6/19 Nonprofit Coalition Letter Urges FCC to Reject Cellular Industry Effort to Upend Historic Spectrum Sharing Framework

Regulatory/Legislative Filings
June 19, 2017

Today a broad-based coalition of nonprofit groups filed a letter calling on the Federal Communications Commission (FCC) to reject a proposal from the cellular industry, filed by CTIA on Friday, to re-open and revise the rules finalized more than a year ago for a new Citizens Broadband Radio Service (CBRS) that opens a large frequency band of unused Navy spectrum for small area, high-capacity broadband innovation.

The coalition represents consumers, public institutions and small business users of broadband, and includes the Schools, Health & Libraries Broadband Coalition, Next Century Cities, Engine, the R Street Institute, the American Library Association and the National Hispanic Media Coalition. 
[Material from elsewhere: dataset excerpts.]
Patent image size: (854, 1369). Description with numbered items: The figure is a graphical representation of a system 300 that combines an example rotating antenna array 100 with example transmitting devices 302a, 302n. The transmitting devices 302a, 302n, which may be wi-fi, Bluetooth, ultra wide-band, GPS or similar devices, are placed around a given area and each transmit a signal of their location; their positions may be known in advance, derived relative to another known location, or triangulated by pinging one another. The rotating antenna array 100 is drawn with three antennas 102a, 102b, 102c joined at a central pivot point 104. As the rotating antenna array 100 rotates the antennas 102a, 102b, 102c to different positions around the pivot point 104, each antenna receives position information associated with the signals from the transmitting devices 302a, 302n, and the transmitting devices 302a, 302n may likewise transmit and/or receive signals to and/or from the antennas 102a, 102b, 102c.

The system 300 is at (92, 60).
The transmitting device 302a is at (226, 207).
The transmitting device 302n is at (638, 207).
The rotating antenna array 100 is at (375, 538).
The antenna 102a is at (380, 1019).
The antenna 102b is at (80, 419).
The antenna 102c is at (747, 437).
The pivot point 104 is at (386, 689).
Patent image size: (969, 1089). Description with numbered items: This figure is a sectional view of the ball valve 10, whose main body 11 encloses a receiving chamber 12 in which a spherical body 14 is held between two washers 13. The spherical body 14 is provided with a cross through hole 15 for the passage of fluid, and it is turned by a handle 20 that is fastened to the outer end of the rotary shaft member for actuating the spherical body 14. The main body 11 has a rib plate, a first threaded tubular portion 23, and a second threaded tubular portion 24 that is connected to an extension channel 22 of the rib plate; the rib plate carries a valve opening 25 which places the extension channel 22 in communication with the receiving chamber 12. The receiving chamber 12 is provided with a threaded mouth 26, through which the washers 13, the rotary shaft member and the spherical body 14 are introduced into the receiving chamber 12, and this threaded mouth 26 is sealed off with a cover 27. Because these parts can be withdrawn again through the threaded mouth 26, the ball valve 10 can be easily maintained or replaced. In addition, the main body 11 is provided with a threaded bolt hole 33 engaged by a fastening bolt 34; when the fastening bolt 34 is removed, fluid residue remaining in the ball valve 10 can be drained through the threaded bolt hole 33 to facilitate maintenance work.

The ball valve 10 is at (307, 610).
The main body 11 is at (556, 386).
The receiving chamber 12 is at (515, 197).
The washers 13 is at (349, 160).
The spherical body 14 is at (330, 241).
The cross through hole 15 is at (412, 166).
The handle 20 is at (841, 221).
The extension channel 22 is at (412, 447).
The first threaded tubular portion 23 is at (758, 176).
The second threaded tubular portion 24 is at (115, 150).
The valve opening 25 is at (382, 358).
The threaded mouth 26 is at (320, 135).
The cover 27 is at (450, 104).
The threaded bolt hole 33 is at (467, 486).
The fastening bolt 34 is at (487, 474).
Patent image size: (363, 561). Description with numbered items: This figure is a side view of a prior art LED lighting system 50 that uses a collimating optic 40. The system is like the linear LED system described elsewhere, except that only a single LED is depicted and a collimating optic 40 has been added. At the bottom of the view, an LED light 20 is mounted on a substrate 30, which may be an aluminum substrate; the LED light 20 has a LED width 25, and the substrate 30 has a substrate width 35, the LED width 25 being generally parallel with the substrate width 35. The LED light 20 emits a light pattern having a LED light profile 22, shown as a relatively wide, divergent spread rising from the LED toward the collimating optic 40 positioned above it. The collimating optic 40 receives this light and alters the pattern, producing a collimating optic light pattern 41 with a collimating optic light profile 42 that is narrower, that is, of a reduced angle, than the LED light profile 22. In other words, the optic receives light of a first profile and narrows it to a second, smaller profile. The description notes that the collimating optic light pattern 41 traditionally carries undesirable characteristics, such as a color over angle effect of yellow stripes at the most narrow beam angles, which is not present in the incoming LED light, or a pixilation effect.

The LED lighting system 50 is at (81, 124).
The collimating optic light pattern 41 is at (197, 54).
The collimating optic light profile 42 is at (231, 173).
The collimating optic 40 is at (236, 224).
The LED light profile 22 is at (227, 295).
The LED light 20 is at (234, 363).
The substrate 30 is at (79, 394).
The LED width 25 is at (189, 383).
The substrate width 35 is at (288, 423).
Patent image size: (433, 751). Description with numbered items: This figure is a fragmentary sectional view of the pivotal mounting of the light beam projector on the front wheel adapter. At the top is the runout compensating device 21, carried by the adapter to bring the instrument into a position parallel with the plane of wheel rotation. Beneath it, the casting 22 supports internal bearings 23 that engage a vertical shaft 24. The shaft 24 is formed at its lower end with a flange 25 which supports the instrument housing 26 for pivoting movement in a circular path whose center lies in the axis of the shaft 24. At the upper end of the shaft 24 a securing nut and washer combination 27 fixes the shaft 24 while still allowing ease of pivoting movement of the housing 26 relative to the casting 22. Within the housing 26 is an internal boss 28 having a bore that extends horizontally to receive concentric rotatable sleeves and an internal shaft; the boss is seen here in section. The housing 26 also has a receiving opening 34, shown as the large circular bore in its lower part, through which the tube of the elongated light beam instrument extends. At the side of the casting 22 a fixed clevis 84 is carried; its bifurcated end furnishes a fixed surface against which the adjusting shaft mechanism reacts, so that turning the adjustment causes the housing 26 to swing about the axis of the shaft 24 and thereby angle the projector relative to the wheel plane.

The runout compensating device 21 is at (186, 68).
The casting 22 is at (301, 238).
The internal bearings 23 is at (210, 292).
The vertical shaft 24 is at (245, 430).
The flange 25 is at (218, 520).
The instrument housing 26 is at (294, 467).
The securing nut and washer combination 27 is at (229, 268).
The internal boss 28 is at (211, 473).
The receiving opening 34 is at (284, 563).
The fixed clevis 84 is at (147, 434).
The coalition asks the FCC to instead move rapidly to complete implementation of this historic innovation in spectrum policy, which opens unused military spectrum for sharing with Priority Access Licenses that are available for small areas (census tracts) and short terms, thereby making them more useful and affordable to smaller operators and to venues for indoor use. 

The Citizens Band represents a unique experiment that opens military spectrum for shared use, using a sensing network and geolocation database to protect the shipborne Navy radars from interference. A unanimous Commission initially adopted its innovative CBRS spectrum-sharing Order in 2015. 

The FCC finalized the issue more than a year ago, when the commissioners again voted 5 – 0 to adopt further rules, resolve petitions for reconsideration, and task industry stakeholders to develop a consensus on technical standards that includes Spectrum Access Systems capable of coordinating dynamic sharing, and a coastal sensing network capable of protecting U.S. Navy operations from harmful interference.

“CTIA is once again trying to ensure that licenses are too large and too expensive for anyone but the big incumbent cellular carriers,” said Michael Calabrese, who directs the Wireless Future Project at New America’s Open Technology Institute. “With consumers and so many other companies poised to benefit, it is deeply disappointing that the FCC might even consider such a fundamental change so obviously aimed at stifling wireless competition and innovation.”

“The CBRS framework allows even the smallest rural operators, market entrants and individual venues to access this small cell spectrum to pioneer or implement innovative new services,” the letter states.

As examples, the coalition letter describes deployments of affordable and high-capacity rural broadband networks, private “neutral host” LTE networks that offer seamless, high-bandwidth connectivity for customers of any cellular carrier inside venues, as well as a NASCAR virtual reality zone demonstrated at the Las Vegas Motor Speedway.